Hekaton Part 6: MVCC Assumptions and Validation

One in a series of posts about Microsoft’s In-Memory OLTP Functionality

I originally intended to make part 6 in this series about error handling, but quickly realized that I needed to lay a bit of a foundation on multi-version concurrency control (MVCC), and particularly some of the assumptions made by MVCC and how those assumptions are subsequently confirmed.

Historically, SQL Server has used a pessimistic form of concurrency. My session sees every other connection as the enemy. Every other connection on the system is presumed to want access to my resources, and so SQL employs a locking mechanism to prevent anyone else from stomping over my work.

Now, locking and isolation levels is a complex topic in itself, but a simple example will suffice for the the purposes of this discussion. Suppose I update the Product table for ID 23, and before I commit my transaction, you come along and try to update the same row. Your connection will be blocked from proceeding until I commit or rollback, at which point you will be allowed to make the update. Under most isolation levels you won’t even be allowed to read the row I’ve updated so long as it is uncommitted.

Blocking is a good thing in that it preserved isolation, but a bad thing when everybody is always waiting on someone else.

In SQL Server 2005, Microsoft introduced a quasi-optimistic concurrency model called snapshot that addressed some of these problems. With snapshot enabled, you would be able to read the row that I’ve updated (you will see the values in the row prior to any of my changes). However, you still won’t be able to update it. You will be blocked just as always.

Snapshot isolation is frequently explained as reader don’t block writers, and writers don’t block readers.

Hekaton takes us a huge step forward toward optimistic concurrency. It makes a couple of assumptions that remove that “every other session is the enemy” paradigm. One assumption is that write conflicts are rare, so SQL always proceeds with data modifications under the assumption that no one else is going to change the same row.

A second assumption is that competing transactions are going be committed and not rolled back.

Now, sometimes these assumptions simply aren’t valid, so SQL Server will includes validation checks to make sure that things don’t go awry.

We’ll get into internals in a later part of this series to better explain how SQL does all this magic, but for now suffice it to say that SQL maintains multiple versions of the same row along with a pair of time stamps indicating when the row is valid.
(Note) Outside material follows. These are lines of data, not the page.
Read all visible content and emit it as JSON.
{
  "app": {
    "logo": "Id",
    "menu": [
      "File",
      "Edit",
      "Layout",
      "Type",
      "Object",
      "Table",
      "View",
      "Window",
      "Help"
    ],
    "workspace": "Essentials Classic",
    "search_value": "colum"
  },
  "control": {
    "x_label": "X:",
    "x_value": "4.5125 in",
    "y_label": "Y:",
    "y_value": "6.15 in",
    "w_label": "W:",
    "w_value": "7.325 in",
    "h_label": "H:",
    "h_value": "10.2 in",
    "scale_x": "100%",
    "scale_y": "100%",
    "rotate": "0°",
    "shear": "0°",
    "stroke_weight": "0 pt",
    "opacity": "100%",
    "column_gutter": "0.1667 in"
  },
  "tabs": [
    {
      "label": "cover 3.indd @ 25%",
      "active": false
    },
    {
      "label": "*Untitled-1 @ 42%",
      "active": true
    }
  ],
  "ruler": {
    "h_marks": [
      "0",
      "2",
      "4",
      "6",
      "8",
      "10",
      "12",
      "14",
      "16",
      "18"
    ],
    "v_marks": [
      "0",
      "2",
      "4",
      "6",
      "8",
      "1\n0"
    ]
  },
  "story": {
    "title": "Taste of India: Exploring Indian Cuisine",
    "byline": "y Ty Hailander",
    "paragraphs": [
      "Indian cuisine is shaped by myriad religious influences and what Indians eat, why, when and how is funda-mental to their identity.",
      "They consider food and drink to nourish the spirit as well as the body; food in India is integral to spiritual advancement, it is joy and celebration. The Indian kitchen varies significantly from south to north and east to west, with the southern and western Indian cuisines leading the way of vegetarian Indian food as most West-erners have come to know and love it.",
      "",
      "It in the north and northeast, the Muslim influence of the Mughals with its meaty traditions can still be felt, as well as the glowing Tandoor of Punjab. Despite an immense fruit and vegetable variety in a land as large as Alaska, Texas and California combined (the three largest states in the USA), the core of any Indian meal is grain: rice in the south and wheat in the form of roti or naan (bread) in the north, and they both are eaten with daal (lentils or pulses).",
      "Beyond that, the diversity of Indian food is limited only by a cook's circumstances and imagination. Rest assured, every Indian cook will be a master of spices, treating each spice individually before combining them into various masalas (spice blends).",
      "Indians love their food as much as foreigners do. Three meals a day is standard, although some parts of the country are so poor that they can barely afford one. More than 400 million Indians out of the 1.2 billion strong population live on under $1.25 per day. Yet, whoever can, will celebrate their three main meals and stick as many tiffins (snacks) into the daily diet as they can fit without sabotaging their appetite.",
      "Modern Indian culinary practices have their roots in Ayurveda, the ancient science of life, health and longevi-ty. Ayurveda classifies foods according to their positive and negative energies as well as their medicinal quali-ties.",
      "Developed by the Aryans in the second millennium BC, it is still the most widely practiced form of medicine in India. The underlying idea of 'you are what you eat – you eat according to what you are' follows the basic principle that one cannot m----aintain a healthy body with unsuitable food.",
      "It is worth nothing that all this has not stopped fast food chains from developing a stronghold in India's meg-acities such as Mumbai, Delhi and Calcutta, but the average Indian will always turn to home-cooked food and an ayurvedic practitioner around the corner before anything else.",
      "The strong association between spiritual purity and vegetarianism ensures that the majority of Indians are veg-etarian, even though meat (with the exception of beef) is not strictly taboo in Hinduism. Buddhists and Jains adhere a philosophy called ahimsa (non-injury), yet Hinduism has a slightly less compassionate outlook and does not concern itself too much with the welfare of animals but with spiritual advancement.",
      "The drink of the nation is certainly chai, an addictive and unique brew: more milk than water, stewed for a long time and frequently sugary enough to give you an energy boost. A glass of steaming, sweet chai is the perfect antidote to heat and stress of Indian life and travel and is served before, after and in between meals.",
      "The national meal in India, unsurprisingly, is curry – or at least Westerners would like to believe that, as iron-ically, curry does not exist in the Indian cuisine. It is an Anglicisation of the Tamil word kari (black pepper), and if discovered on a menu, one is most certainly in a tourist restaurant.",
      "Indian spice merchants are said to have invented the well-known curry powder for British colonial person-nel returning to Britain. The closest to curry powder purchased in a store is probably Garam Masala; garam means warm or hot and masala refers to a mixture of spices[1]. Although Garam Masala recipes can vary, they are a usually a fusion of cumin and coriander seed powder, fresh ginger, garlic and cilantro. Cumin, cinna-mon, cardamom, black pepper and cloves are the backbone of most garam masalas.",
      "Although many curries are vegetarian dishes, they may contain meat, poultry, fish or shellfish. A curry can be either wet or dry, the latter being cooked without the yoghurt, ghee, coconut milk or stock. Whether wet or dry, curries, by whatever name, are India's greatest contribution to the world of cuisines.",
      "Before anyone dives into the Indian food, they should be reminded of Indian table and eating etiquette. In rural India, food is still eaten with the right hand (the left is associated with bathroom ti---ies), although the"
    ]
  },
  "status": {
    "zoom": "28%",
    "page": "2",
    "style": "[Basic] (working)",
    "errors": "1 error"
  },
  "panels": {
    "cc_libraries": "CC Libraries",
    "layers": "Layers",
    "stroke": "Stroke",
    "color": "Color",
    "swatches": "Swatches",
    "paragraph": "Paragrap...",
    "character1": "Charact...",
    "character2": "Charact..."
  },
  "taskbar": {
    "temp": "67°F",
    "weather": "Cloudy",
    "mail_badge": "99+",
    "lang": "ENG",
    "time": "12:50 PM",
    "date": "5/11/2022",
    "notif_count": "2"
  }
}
So when we update ProductId 23, SQL will actually create a new row in the table, and mark the original row as valid through, say, 1:17 pm, and the new row only becomes valid at 1:17 pm. When a user starts a new transaction, SQL notes the time that the transaction starts and during the course the transaction will always return the row that was valid and committed at that time.

Let’s demonstrate. We’ll open two tabs in Management Studio, each connected to our Hekaton database. In the first tab, we’ll make sure that the price on product 23 is a known value.

update dbo.Product
set UnitPrice = 23.00
where ProductID = 23;

Now in tab 1, we’ll start a transaction and modify the price.

begin transaction;

update dbo.Product with (snapshot)
set UnitPrice = 30.00
where ProductID = 23;

In tab 2, let’s examine the value.

select ProductID, UnitPrice
from dbo.Product
where ProductID = 23;

This confirms that connection 2 sees a UnitPrice of 23.00, which is the committed value of the row at the time the transaction started. Continuing in tab 2, start a new transaction:

begin transaction;

Switch back to tab 1 and commit.

commit;

Re-execute the select in connection 2, and you will still get 23.00. Again, this was the committed value of the row at the time the transaction began. But if we close the transaction and do it again:

commit;

begin transaction;

select ProductID, UnitPrice
from dbo.Product with (snapshot)
where ProductID = 23;

commit;

This time we get a unit price of 30.00, reflecting the committed price when the new transaction begins.

So that is MVCC in a nutshell.

What about the validations? If one of the MVCC assumptions doesn’t hold up, SQL Server will detect this circumstance by one of several validation methods. In some cases, these validations happen as the transaction progresses, and in cases the validation happens when the transaction commits.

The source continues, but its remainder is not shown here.